Recently while working on a large-scale WordPress site, I encountered a tricky situation. I had quite a lot of locality data for Australian states, suburbs and LGA’s (Local Government Areas). We are talking about tens of thousands of items in the database.
At first, I made all of these custom taxonomies hierarchical. Part of the reasoning was that users could visually select values from the meta boxes (hierarchical taxonomies look better). Initially, it wasn’t a problem, but as more data was added, saving posts took forever, I was getting timeouts, and queries were slow.
If you are reading in hopes of a solution that allows you to keep using hierarchical taxonomies with tens of thousands of items, I am sorry to disappoint you.

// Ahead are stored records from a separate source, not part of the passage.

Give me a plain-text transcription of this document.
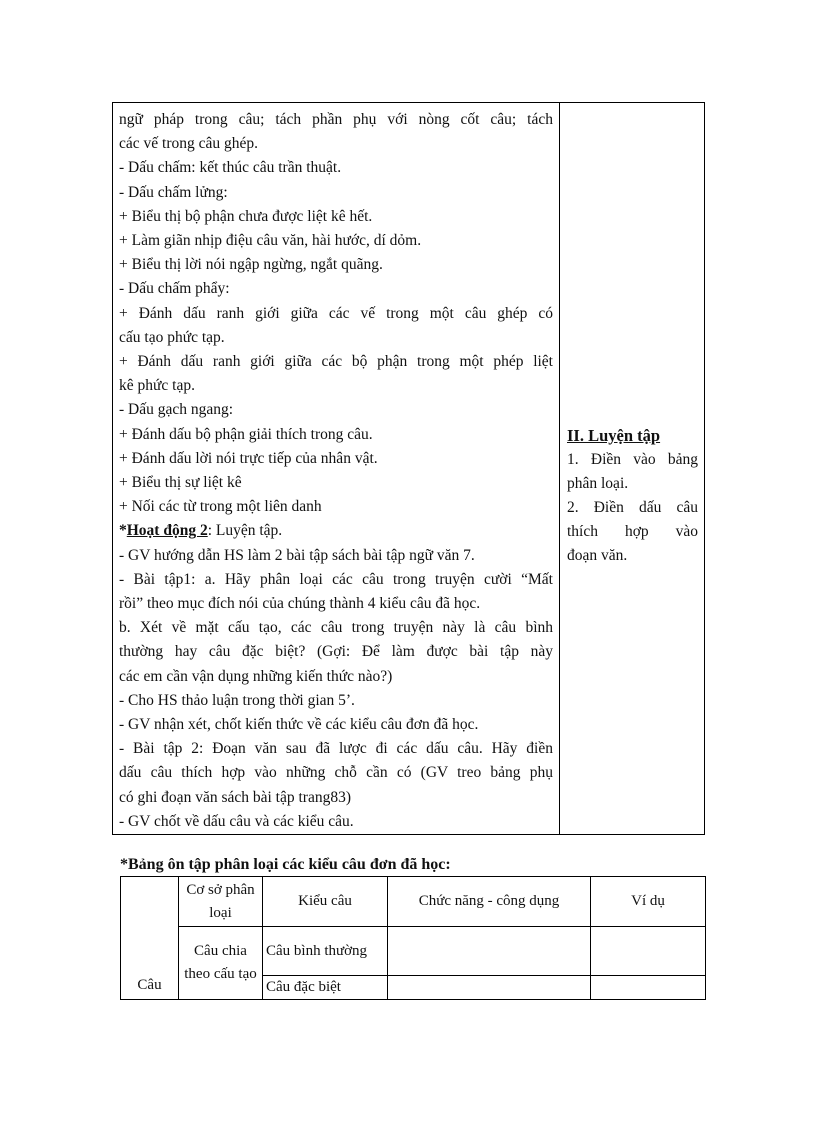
ngữ pháp trong câu; tách phần phụ với nòng cốt câu; tách
các vế trong câu ghép.
- Dấu chấm: kết thúc câu trần thuật.
- Dấu chấm lửng:
+ Biểu thị bộ phận chưa được liệt kê hết.
+ Làm giãn nhịp điệu câu văn, hài hước, dí dỏm.
+ Biểu thị lời nói ngập ngừng, ngắt quãng.
- Dấu chấm phẩy:
+ Đánh dấu ranh giới giữa các vế trong một câu ghép có
cấu tạo phức tạp.
+ Đánh dấu ranh giới giữa các bộ phận trong một phép liệt
kê phức tạp.
- Dấu gạch ngang:
+ Đánh dấu bộ phận giải thích trong câu.
+ Đánh dấu lời nói trực tiếp của nhân vật.
+ Biểu thị sự liệt kê
+ Nối các từ trong một liên danh
*Hoạt động 2: Luyện tập.
- GV hướng dẫn HS làm 2 bài tập sách bài tập ngữ văn 7.
- Bài tập1: a. Hãy phân loại các câu trong truyện cười “Mất
rồi” theo mục đích nói của chúng thành 4 kiểu câu đã học.
b. Xét về mặt cấu tạo, các câu trong truyện này là câu bình
thường hay câu đặc biệt? (Gợi: Để làm được bài tập này
các em cần vận dụng những kiến thức nào?)
- Cho HS thảo luận trong thời gian 5’.
- GV nhận xét, chốt kiến thức về các kiểu câu đơn đã học.
- Bài tập 2: Đoạn văn sau đã lược đi các dấu câu. Hãy điền
dấu câu thích hợp vào những chỗ cần có (GV treo bảng phụ
có ghi đoạn văn sách bài tập trang83)
- GV chốt về dấu câu và các kiểu câu.

II. Luyện tập
1. Điền vào bảng
phân loại.
2. Điền dấu câu
thích hợp vào
đoạn văn.
*Bảng ôn tập phân loại các kiểu câu đơn đã học:
Câu	Cơ sở phân loại	Kiểu câu	Chức năng - công dụng	Ví dụ
	Câu chia theo cấu tạo	Câu bình thường		
		Câu đặc biệt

The solution was to make all of my large taxonomies non-hierarchial. Literally setting the argument for the taxonomy to false.
"hierarchical" => false,
I leveraged the Advanced Custom Fields plugin to create the taxonomy hierarchy using post relationships for those uses where I need a hierarchy. It’s not an ideal situation, but it works.
Sadly, WordPress has had this issue for several years now, and because of the way taxonomies work, I don’t think it will be fixed any time soon.
TL;DR — hierarchical taxonomies will not work properly for thousands of items. Use non-hierarchical taxonomies instead.